Un día de vino y choris nos preguntamos el por qué y el para qué de lo que hacemos. Entre tanto ruido, cuál es la necesidad de grabar y publicar una canción, si parece algo de otra época.
Qué es lo que lleva a alguien que tiene uno, dos, tres trabajos a pasarse horas y horas tocando una guitarra (un pedazo de madera con cuerdas) para hacer algo que es inmaterial en un mundo material, y elegir entre los infinitos acordes que existen y las infinitas y misteriosas formas de combinarlos. Para después tararear una posible melodía de voz haciendo churuguanchu hasta convertirlo en palabras. Y ahí otra vez, elegir entre las infinitas palabras hasta que se arma una canción con un título entre los infinitos títulos posibles.
Y entonces tocar esa canción en una pieza convertida en una especie de sala de ensayo/oficina/estudio, de tiempo compartido, mirando por la ventana en un trance más o menos espiritual, mientras en ese mismo flash se cruzan ocupaciones o nuevas ideas de cómo traer la comida a casa en un contexto cada vez más hostil y empobrecido.
Cuál es la motivación, la energía que lleva a alguien a viajar más de 500 kilómetros para grabar y producir esa canción y otras, como lo hizo el amigo Julián Villarraza para el EP Bajo otra lluvia, de su proyecto Autobanda. Dejar una vida y meterse en otra como en otro saco. Pensar qué instrumentos poner y después mezclar esos instrumentos y conversar con otros sobre los distintos volúmenes, sonidos, qué cosas van a ir más al frente, qué sacar. Hasta que al final queda lista para masterizar. Y entonces diseñar una imagen para subir a la nave nodriza de internet para que alguien la escuche y le pase algo. Porque así es más divertido, con alguien del otro lado. Aunque al tiempo esa atención desaparezca, porque todo es efímero y también nosotros. ¿Y qué esperábamos, una medalla?
Entonces pensaba que lo hacemos porque sí. ¿Y por qué no? Tratamos de seguir conectados a un deseo, que es la mejor forma de estar acá. Hacer algo sin miedo y sin esperanza, porque ese deseo no depende de un resultado. Y no es el ego ni una necesidad de cariño. No es tampoco la fama ni la guita, algo tangible como un paquete de arroz. Es el puro corazón. Es tener una idea y hacerla realidad, traerla desde el infinito al bife (“Publicar las canciones es una manera de dejar de dar vueltas y ponerles un punto final”, dice JV). Para hacer de este mundo, esta partecita del mundo que nos toca, un lugar más habitable. Aunque cierta generación haya escuchado de sus padres (y sus padres de otros padres) que todo esto del arte, y las humanidades, pongamos, no sirve para nada. Que mejor agarrar la pala o estudiar para ser contador. Y entonces lo que buscamos es no vivir con esa nube en la cabeza.
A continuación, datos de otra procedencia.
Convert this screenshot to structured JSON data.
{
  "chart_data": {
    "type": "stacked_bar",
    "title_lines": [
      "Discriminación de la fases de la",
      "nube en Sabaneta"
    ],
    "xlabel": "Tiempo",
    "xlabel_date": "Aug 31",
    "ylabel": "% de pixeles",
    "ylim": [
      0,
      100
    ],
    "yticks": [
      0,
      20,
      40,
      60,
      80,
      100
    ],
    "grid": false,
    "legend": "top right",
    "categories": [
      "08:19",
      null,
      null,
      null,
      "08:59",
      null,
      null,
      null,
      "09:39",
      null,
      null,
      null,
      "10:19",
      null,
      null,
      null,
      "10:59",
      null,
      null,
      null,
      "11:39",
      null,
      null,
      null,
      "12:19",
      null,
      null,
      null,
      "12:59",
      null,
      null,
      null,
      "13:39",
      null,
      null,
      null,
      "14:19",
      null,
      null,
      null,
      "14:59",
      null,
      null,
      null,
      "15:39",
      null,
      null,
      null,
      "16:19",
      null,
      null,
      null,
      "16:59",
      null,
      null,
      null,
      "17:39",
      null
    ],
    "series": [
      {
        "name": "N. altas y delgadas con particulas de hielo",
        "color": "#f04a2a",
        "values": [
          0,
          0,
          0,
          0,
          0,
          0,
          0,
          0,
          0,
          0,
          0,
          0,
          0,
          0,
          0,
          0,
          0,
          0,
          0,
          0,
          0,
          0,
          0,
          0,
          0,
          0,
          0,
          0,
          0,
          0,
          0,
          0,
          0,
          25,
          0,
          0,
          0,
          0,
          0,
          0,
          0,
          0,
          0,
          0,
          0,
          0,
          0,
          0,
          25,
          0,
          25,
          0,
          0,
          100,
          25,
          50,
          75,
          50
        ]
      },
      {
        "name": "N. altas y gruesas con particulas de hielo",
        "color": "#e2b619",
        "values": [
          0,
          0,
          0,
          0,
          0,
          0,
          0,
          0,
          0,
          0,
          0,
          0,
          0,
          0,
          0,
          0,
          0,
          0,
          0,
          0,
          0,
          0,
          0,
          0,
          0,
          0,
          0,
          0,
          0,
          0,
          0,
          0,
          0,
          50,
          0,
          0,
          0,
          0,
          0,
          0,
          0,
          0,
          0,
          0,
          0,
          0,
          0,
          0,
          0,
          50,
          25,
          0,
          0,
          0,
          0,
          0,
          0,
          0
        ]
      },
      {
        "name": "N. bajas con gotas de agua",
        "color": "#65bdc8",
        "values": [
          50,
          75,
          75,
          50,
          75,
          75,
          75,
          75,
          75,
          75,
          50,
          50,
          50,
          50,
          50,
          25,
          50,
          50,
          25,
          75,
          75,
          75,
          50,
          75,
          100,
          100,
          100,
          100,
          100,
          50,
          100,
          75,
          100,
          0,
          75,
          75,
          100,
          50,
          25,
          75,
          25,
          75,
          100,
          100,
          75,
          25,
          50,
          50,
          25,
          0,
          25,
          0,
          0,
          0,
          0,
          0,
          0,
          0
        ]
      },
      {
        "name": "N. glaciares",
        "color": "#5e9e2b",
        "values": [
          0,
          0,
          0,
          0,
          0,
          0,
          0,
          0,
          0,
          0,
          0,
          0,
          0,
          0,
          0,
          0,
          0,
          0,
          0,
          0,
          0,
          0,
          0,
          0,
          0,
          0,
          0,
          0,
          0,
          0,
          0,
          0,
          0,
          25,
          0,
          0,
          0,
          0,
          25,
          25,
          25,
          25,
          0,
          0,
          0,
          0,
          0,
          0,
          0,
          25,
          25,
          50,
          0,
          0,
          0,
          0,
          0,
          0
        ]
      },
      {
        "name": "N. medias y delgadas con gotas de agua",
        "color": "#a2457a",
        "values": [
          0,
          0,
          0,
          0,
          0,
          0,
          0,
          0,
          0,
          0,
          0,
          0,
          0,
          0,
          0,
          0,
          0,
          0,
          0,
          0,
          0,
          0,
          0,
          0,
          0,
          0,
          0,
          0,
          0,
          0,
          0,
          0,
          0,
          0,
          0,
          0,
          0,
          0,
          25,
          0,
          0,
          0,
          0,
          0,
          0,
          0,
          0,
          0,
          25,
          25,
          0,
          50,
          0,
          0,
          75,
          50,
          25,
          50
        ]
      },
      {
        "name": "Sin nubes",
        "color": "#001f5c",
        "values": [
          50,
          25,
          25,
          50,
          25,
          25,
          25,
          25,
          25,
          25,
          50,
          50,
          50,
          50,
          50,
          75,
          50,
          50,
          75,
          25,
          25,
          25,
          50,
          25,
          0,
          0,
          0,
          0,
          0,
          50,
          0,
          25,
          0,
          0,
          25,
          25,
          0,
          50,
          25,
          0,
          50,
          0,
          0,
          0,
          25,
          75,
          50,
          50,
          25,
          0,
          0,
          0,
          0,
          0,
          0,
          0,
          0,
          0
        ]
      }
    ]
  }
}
Y ahora Julián publicó el EP, con el aporte de un baterista y un tecladista en la producción. Son tres canciones con distintos climas y estribillos que se despegan del chiquitito bedroom pop y del hacerlo todo solo, tan de esta época, para encontrar algo nuevo. Y que buscan adentro (como el hombre buzo de la tapa) para descubrir afuera, en una conexión con otrxs, una voz. “Por primera vez siento que las canciones no pretenden sonar a otra cosa, como que encontré un estilo propio”, dice JV.
En Sin fronteras, la primera, con unos coros divinos, habla de un viaje, que es como un salir también desde el sonido: “aprovechar la corriente de las alturas (…) y de tanto en tanto tocar la luna”.
En la segunda, Torre de papel, habla de los intentos y los fracasos hasta que “las cosas sean hermosas otra vez”. Un cambio. Y la canción va levantando hasta el final con unas cuerdas relindas.
La tercera, Bajo otra lluvia, tiene una armonía bellísima. Habla de un nuevo comienzo en un final abierto que es como tienen que ser todos los finales, con el agua del cielo que “lava las culpas, las heridas y abre a otra vida”.